You are correct that the dispersive approximation is just a perturbative expansion of the Jaynes-Cummings Hamiltonian in the parameter $$g/\Delta$$ following unitary transformation. Instead of focusing on the mathematics, I'd like to give you an intuitive feel for what these terms mean. Let us rewrite our effective Hamiltonian as \begin{align}H_{\text{eff}}/\hbar &= \omega_ra^\dagger a+\omega_{a}\frac{\sigma_z}{2}+\frac{2g^2}{\Delta}(a^\dagger a)(\frac{\sigma_z}{2}) \\&= (\omega_r+\frac{2g^2}{\Delta}\frac{\sigma_z}{2})a^\dagger +\omega_{a}\frac{\sigma_z}{2} \\&=\omega_ra^\dagger a +(\omega_a+\frac{2g^2}{\Delta}a^\dagger a)\frac{\sigma_z}{2}\end{align} where we have neglected the $$\frac{1}{2}$$ term that you mentioned above (note that the $$\frac{1}{2}$$ term is actually the ac Stark shift of the atom due to vacuum fluctuations in the resonator). Let us define $$\omega_{r}'=(\omega_r+\frac{2g^2}{\Delta}\frac{\sigma_z}{2})$$ and $$\omega_a'=(\omega_a+\frac{2g^2}{\Delta}a^\dagger a).$$ Notice that our primed 'resonance frequencies' contain operators. Now our Hamiltonian reads $$H_{\text{eff}}/\hbar = \omega_r' a^\dagger a + +\omega_{a}\frac{\sigma_z}{2}$$ when written in terms of $$\omega_r'$$, or alternatively $$H_{\text{eff}}/\hbar = \omega_ra^\dagger a + \omega_a'\frac{\sigma_z}{2}$$ when written in terms of $$\omega_a'$$.
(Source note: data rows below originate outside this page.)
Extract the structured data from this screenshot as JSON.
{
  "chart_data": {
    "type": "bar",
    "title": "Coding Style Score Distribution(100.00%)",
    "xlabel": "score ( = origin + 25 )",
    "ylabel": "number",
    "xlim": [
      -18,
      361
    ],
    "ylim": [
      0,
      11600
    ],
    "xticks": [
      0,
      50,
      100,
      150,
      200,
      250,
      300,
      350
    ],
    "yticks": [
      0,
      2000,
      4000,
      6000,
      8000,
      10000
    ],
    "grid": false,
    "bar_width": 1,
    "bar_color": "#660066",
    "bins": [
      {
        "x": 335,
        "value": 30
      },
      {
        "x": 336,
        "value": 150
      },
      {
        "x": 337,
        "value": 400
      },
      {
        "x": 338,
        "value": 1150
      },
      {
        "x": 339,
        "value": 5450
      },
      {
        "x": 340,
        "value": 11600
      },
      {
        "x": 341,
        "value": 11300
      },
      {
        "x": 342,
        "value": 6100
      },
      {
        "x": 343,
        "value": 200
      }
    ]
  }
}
Let's look at our effective Hamiltonian from two different perspectives. First, assume we know the state of the qubit (atom) with exquisite accuracy. We can then evaluate $$\omega_r'$$ and find that the resonator frequency depends on the qubit state (since $$\sigma_z$$ gives $$\pm1$$ depending on whether we are in the state $$|0\rangle$$ or $$|1\rangle$$). Now if we drive our resonator with photons in the vicinity of $$\omega_r'$$, we would find that the accumulated phase shift of these drive photons depends on the precise value of $$\omega_r'$$ (and thus the state of the qubit). One might say that the drive photons are 'dispersed' in a way that depends on the state of the qubit. Now let's switch things up and suppose instead that we know the photon number in the resonator very well. In that case, I would claim that we could evaluate $$\omega_a'$$ (which depends on $$a^\dagger a$$ and thus the photon number) and would find that the qubit frequency had shifted due to the presence of photons in the resonator.